Polish court upholds refusal to extradite Roman Polanski
Film director, who had sex with a girl (13) in 1977, will not be sent to US if he enters Poland
Roman Polanski: he lives in France and has a home in Switzerland, but has often visited Poland, where he grew up. Photograph: Kacper Pempel/Reuters
Poland’s supreme court has upheld a refusal to have film-maker Roman Polanski extradited to the US if he enters the country.
The three-judge panel rejected a request by justice minister Zbigniew Ziobro to overturn the extradition refusal and upheld the procedure and decision taken by a lower court. The ruling closes the case.
Polanski wanted to make a film in Poland last year, but cancelled his plans after Mr Ziobro’s move. The justice minister revived the case in May, months after the conservative government took office.

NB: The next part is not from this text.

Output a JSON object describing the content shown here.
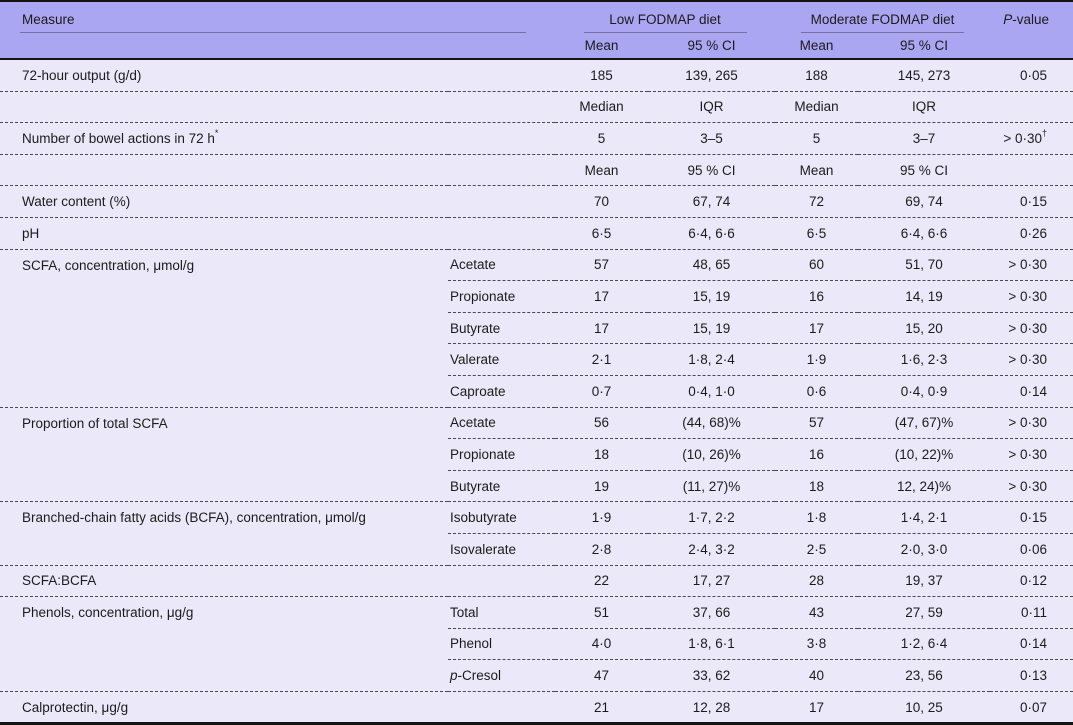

Mr Ziobro argued that Polanski should be punished and that his celebrity status was the only thing shielding the Oscar-winning director from being extradited.
The lower court had argued Polanski (83), has served a prison term, while he would probably not get a fair trial in the US if he was extradited.
The director pleaded guilty in 1977 to one count of unlawful sexual intercourse with a 13-year-old girl during a photo shoot in Los Angeles.
In a deal with the judge, he served 42 days in prison, but then fled the US fearing the judge would have him imprisoned again for much longer.
The US has been seeking to bring Polanski back and put him before a court.